Indígenas, quilombolas e representantes da educação do campo cobraram nesta quinta-feira (29) da Câmara dos Deputados financiamento adequado e políticas específicas para garantir educação de qualidade em seus territórios. O apelo foi feito durante audiência da comissão especial que analisa o novo Plano Nacional de Educação (PNE), em tramitação no Congresso.

O Projeto de Lei 2614/24, que estabelece o PNE para o período de 2024 a 2034, prevê 18 metas. Uma delas trata do acesso, da permanência e da qualidade na educação indígena, quilombola e do campo — áreas que historicamente enfrentam abandono do poder público.

Conheça a proposta do novo Plano Nacional de Educação

Educação indígena: falta estrutura e continuidade

A coordenadora do Fórum Nacional de Educação Escolar Indígena, Lúcia Alberta de Oliveira, destacou que o PNE precisa reafirmar direitos como o uso das línguas indígenas em sala de aula, a contratação de professores indígenas e a valorização dos saberes tradicionais. Ela também cobrou indicadores próprios para medir a qualidade da educação indígena e criticou a exclusão de indígenas que vivem fora das terras tradicionais.

“Temos muitos indígenas nas periferias urbanas. Eles também precisam de escolas diferenciadas e de qualidade”, afirmou.

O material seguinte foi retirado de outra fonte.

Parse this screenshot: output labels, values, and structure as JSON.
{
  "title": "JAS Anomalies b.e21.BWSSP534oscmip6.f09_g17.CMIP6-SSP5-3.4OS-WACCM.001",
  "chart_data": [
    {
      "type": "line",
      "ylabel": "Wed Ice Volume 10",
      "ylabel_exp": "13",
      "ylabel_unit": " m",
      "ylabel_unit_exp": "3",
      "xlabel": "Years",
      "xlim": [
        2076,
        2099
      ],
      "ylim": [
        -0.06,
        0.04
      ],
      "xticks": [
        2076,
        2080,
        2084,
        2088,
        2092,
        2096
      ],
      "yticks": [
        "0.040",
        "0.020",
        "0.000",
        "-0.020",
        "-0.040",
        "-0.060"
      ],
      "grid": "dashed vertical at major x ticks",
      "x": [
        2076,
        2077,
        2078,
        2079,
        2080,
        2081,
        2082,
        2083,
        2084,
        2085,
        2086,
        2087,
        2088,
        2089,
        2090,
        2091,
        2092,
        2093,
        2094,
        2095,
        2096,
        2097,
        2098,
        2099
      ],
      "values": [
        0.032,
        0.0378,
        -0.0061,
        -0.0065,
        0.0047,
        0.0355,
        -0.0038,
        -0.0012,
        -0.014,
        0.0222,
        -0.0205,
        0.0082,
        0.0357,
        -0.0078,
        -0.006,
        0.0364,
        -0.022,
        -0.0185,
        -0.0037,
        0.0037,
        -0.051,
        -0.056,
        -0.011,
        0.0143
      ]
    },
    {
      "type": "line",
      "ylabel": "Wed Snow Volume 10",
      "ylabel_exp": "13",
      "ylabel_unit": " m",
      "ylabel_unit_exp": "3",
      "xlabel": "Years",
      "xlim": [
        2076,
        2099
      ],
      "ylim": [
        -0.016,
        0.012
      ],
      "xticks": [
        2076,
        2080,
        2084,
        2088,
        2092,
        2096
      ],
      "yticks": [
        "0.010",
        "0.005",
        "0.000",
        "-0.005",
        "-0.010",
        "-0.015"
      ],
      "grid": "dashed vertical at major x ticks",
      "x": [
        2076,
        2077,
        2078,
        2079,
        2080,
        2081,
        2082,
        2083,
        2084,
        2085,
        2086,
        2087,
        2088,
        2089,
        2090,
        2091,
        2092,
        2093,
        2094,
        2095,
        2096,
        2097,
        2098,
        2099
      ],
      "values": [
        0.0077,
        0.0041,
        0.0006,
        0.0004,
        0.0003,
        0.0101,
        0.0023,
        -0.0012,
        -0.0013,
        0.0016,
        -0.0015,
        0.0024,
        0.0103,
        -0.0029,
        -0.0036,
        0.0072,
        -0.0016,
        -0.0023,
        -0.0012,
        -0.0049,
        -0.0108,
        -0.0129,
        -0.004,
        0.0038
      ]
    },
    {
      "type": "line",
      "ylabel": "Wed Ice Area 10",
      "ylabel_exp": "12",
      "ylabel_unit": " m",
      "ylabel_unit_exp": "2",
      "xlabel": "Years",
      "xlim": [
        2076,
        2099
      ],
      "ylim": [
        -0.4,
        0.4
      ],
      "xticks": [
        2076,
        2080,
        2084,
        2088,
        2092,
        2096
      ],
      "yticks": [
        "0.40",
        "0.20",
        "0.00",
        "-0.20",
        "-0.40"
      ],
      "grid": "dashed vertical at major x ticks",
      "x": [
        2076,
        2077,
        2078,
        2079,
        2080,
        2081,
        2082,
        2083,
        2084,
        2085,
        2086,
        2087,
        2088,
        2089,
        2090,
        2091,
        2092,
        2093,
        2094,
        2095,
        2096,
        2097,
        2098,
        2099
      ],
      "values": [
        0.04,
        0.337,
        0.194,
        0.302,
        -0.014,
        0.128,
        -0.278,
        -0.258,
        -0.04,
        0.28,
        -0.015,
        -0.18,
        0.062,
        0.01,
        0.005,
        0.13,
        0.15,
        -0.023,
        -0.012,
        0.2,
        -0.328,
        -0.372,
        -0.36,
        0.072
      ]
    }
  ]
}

Dados do Ministério da Educação mostram que existem 3,6 mil escolas indígenas no país, com 26,3 mil professores e 289 mil matrículas na educação básica. No entanto, a evasão cresce com o avanço da idade: apenas 58% dos jovens indígenas entre 15 e 17 anos frequentam ou concluíram o ensino médio.

Educação quilombola: ausência do Estado e rotatividade de professores

A diretora da Associação Brasileira de Pesquisadores Negros (ABPN), Maria Páscoa Sarmento, denunciou a precariedade da educação quilombola. São apenas 2,6 mil escolas para mais de 1,3 milhão de pessoas, com índice de analfabetismo de 19%.

“Não há creches, nem escolas de ensino médio. Isso obriga nossos jovens a saírem dos territórios para estudar, enfraquecendo nossas comunidades”, disse.

Ela também criticou a falta de professores preparados e a alta rotatividade por conta de contratos precários. A representante do Ministério da Igualdade Racial, Priscila Ribeiro da Cruz, reconheceu avanços no novo PNE, como a ampliação de creches e materiais didáticos específicos, mas cobrou maior clareza sobre o financiamento e o combate à violência racial nas escolas.

Educação do campo: fechamento de escolas e abandono

A representante do Fórum Nacional de Educação do Campo, Mônica Castagna Molina, destacou o fechamento de mais de 20 mil escolas rurais entre 2013 e 2024, o que agrava o êxodo rural e destrói os espaços de convivência e organização social.

Mônica defendeu financiamento pleno, valorização dos educadores e articulação entre a educação básica e o ensino superior com foco na educação ambiental, especialmente diante da crise climática.

Comissão recebeu as sugestões

Os deputados Tabata Amaral (PSB-SP), presidente da comissão, e Moses Rodrigues (União-CE), relator do PNE, receberam as propostas e prometeram analisar as demandas apresentadas.